O Flamengo lidera desde 2019 a lista de maiores receitas do futebol brasileiro e obteve no ano passado R$ 1,177 bilhão no total, seguido pelo Palmeiras, com R$ 867 milhões. A seguir, o Corinthians arrecadou R$ 777 milhões no ano passado; o São Paulo ficou com R$ 661 milhões e o Internacional, com R$ 467 milhões. Nesse ponto, a EY analisou um viés que alia receita com desempenho esportivo.


Brasileirão, Copa do Brasil e Libertadores

A pesquisa faz um corte nos últimos cinco anos e considera as três principais competições disputadas pelos clubes brasileiros em um ano — Brasileirão, Copa do

Brasil e Libertadores da América. Nos 15 troféus disputados nesse período, Flamengo e Palmeiras, as maiores receitas, venceram dez deles — com o adendo de que a Libertadores também é disputada por clubes de fora do Brasil. Foram duas Libertadores, dois Campeonatos Brasileiros e uma Copa do Brasil para cada um.

“Os números falam por si só. Nos últimos anos, os clubes com maior potencial financeiro, e também maior capacidade de gestão e governança, são os clubes que estão conseguindo melhor performance esportiva”, diz Hazan.

O especialista ressalta que esse dado não significa que clubes com receita menor não consigam ter uma boa performance esportiva. Ele destaca que a boa governança é fundamental para que as metas sejam alcançadas no campo de jogo.

Hazan cita o Athletico Paranaense como exemplo de time com boa governança e que, entre as receitas, figurou “apenas” a sétima receita no ano passado, com R$ 371 milhões. O time foi, em 2022, vice-campeão da Libertadores.

“Além da receita, tem componentes de estrutura adequada, processos, governança, estratégia, gestão de médio e longo prazo. É como se fosse uma empresa normal. Não pode lidar com um clube como se fosse um ator separado da vida normal de uma sociedade empresarial”, pondera Hazan.

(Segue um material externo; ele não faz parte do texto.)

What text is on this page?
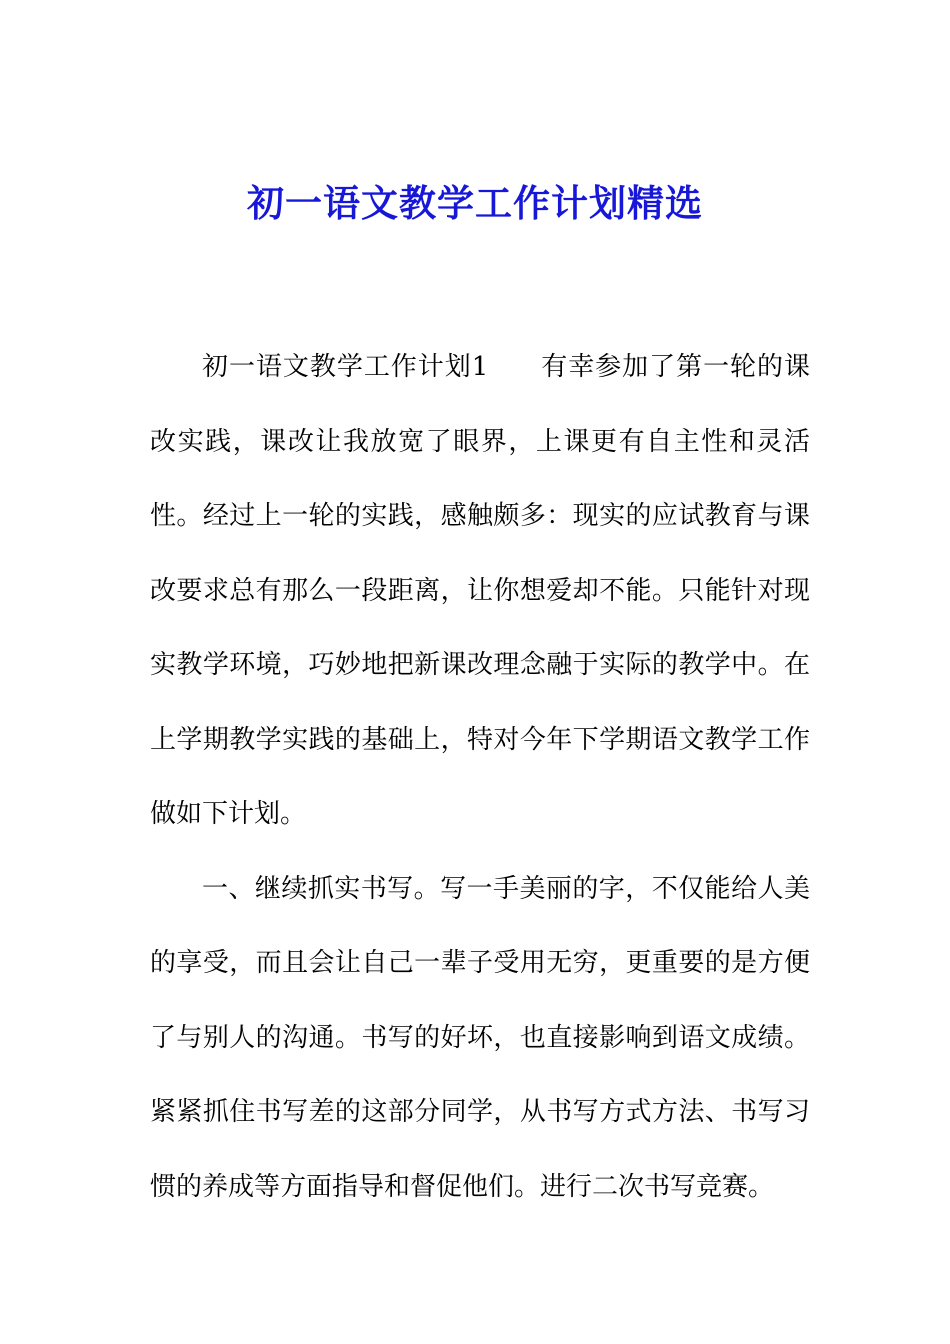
初一语文教学工作计划精选

初一语文教学工作计划1 有幸参加了第一轮的课改实践，课改让我放宽了眼界，上课更有自主性和灵活性。经过上一轮的实践，感触颇多：现实的应试教育与课改要求总有那么一段距离，让你想爱却不能。只能针对现实教学环境，巧妙地把新课改理念融于实际的教学中。在上学期教学实践的基础上，特对今年下学期语文教学工作做如下计划。

一、继续抓实书写。写一手美丽的字，不仅能给人美的享受，而且会让自己一辈子受用无穷，更重要的是方便了与别人的沟通。书写的好坏，也直接影响到语文成绩。紧紧抓住书写差的这部分同学，从书写方式方法、书写习惯的养成等方面指导和督促他们。进行二次书写竞赛。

O executivo da EY afirma que a fotografia de 2022 do futebol brasileiro mostra um setor que está em um “momento de transformação”. E afirma que essa transformação está calcada em três pilares, sendo a aprovação da Lei da SAF o primeiro deles, ao abrir a possibilidade de o futebol do clube passar de uma associação para uma empresa.


Liga nacional

Outro pilar está na esperada criação da liga nacional, que deve acontecer este ano. “A partir dela, será possível discutir o produto futebol e negociar de forma centralizada os direitos, alavancando as receitas”, diz Hazan.

O terceiro pilar é o “fair play” financeiro, que impede que clubes gastem mais do que arrecadam, sob o risco de receberem penalizações. “Com esses três pilares, vamos de fato ter alavanca de transformação no futebol. E clubes que são grandes historicamente terão que se movimentar”, diz o executivo da EY.